A couple of weeks ago I had lunch with a colleague and friend who was thinking of going back to a previous agenting career. This person had once been an agent and had the reputation of not being able to take rejection well. When he told me what he planned to do, I said I thought that his choice sounded great but that he had to learn to handle the word “no.” His response was that he simply couldn’t deal with a young, inexperienced person on the publishing side of the business turning down one of his clients’ ideas. All, I could think was, “That’s just too bad.”
Over the last many years since I have been an agent, I have been handed rejection many, many times. When I was starting out, I actually took the turn downs personally, but then, after about six months, I realized that people really weren’t rejecting me, they were passing on the proposals I was presenting. And so, I decided to learn what I could from the rejection and move on. It hasn’t always been easy – I am still disappointed when an editor rejects one of my clients’ proposals – but over the years, I really feel that through rejection, I have become a better agent.

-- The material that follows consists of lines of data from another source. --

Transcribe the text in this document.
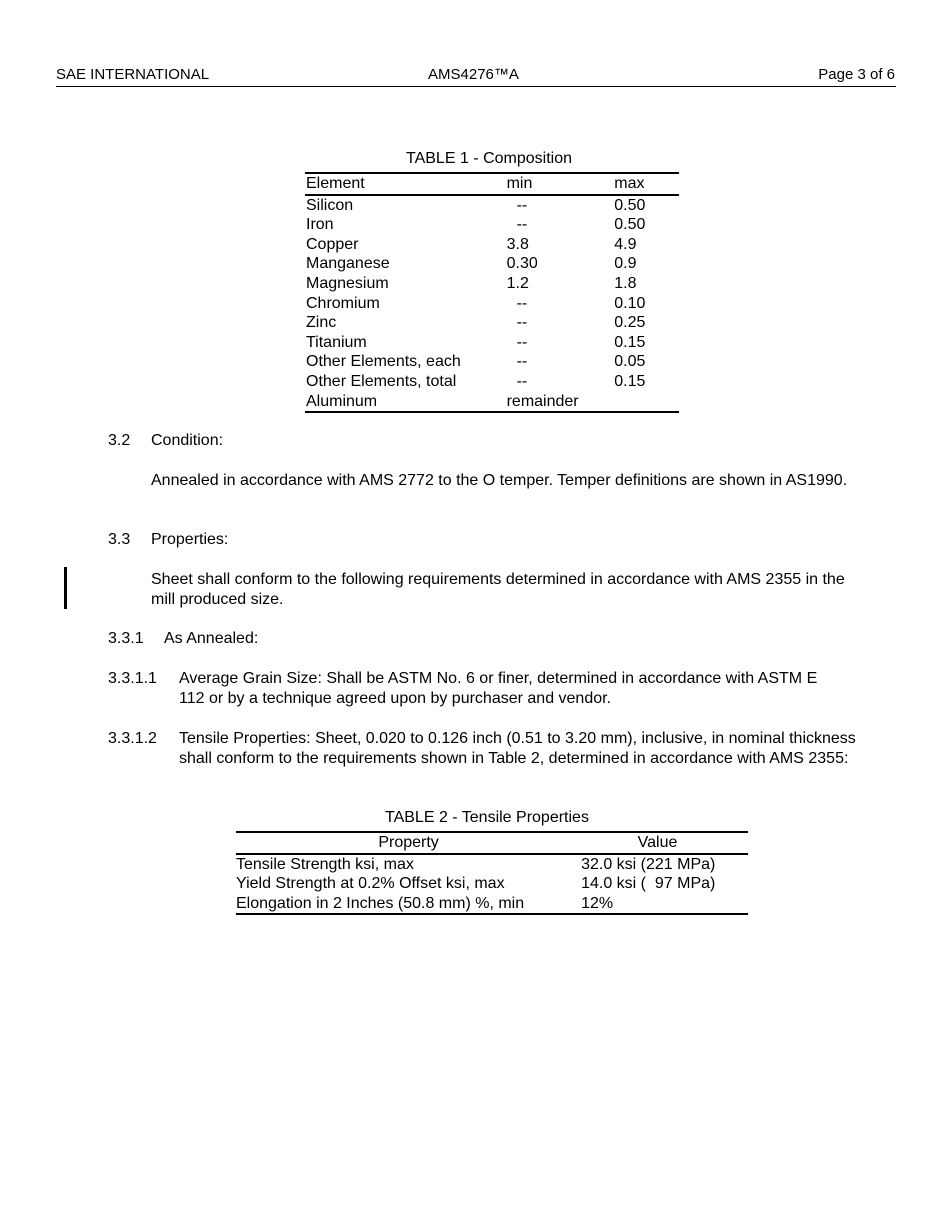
SAE INTERNATIONAL	AMS4276™A	Page 3 of 6
TABLE 1 - Composition
Element	min	max
Silicon	--	0.50
Iron	--	0.50
Copper	3.8	4.9
Manganese	0.30	0.9
Magnesium	1.2	1.8
Chromium	--	0.10
Zinc	--	0.25
Titanium	--	0.15
Other Elements, each	--	0.05
Other Elements, total	--	0.15
Aluminum	remainder	
3.2 Condition:
Annealed in accordance with AMS 2772 to the O temper. Temper definitions are shown in AS1990.
3.3 Properties:
Sheet shall conform to the following requirements determined in accordance with AMS 2355 in the mill produced size.
3.3.1 As Annealed:
3.3.1.1 Average Grain Size: Shall be ASTM No. 6 or finer, determined in accordance with ASTM E 112 or by a technique agreed upon by purchaser and vendor.
3.3.1.2 Tensile Properties: Sheet, 0.020 to 0.126 inch (0.51 to 3.20 mm), inclusive, in nominal thickness shall conform to the requirements shown in Table 2, determined in accordance with AMS 2355:
TABLE 2 - Tensile Properties
Property	Value
Tensile Strength ksi, max	32.0 ksi (221 MPa)
Yield Strength at 0.2% Offset ksi, max	14.0 ksi (  97 MPa)
Elongation in 2 Inches (50.8 mm) %, min	12%
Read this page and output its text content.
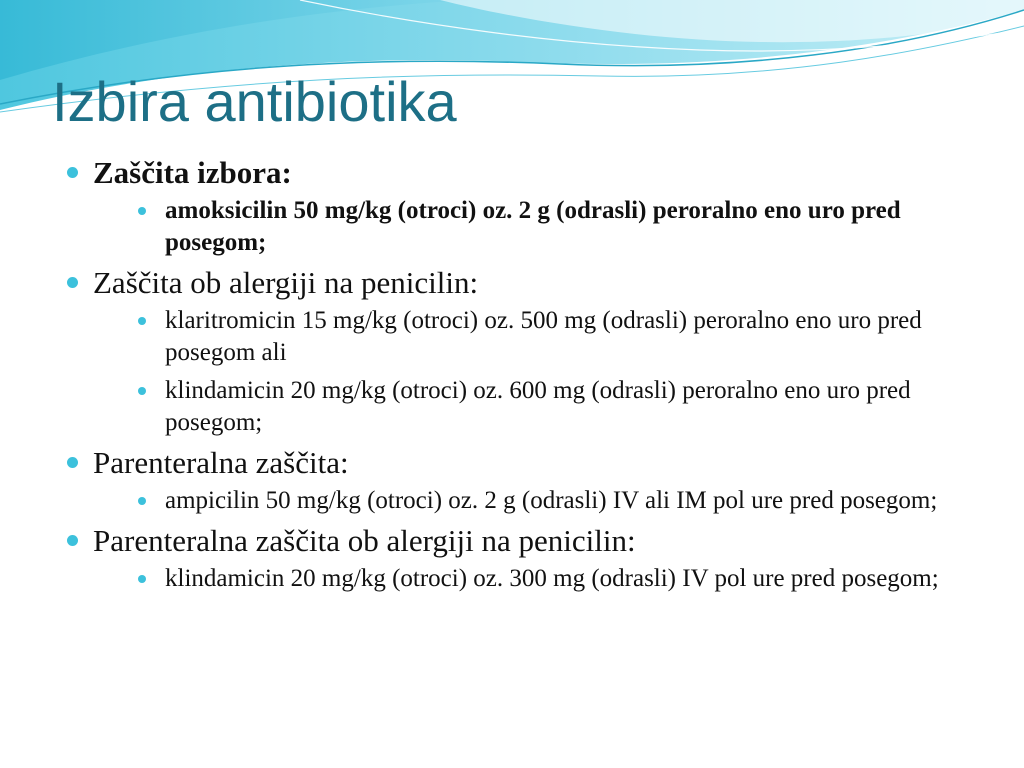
Izbira antibiotika
Zaščita izbora:
amoksicilin 50 mg/kg (otroci) oz. 2 g (odrasli) peroralno eno uro pred posegom;
Zaščita ob alergiji na penicilin:
klaritromicin 15 mg/kg (otroci) oz. 500 mg (odrasli) peroralno eno uro pred posegom ali
klindamicin 20 mg/kg (otroci) oz. 600 mg (odrasli) peroralno eno uro pred posegom;
Parenteralna zaščita:
ampicilin 50 mg/kg (otroci) oz. 2 g (odrasli) IV ali IM pol ure pred posegom;
Parenteralna zaščita ob alergiji na penicilin:
klindamicin 20 mg/kg (otroci) oz. 300 mg (odrasli) IV pol ure pred posegom;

Looking for material on how to handle rejection, I happened upon this blog post. There is, indeed, much here that is instructive not only to those of us who represent writers but also for authors who must steel themselves to handle rejection, for editors who want to buy a project but are turned down by their bosses and colleagues, for publishers who are rejected by accounts and consumers when they go to sell their books, and on and on and on.
I really believe that if we try to benefit from being turned down, and learn from it, we can more easily move forward. And perhaps using what we have learned from a previous rejection will enable us to experience success with the next project we set out to sell or get published.
I would love to hear what your experience has been dealing with “no” and whether you agree or disagree with my take on this.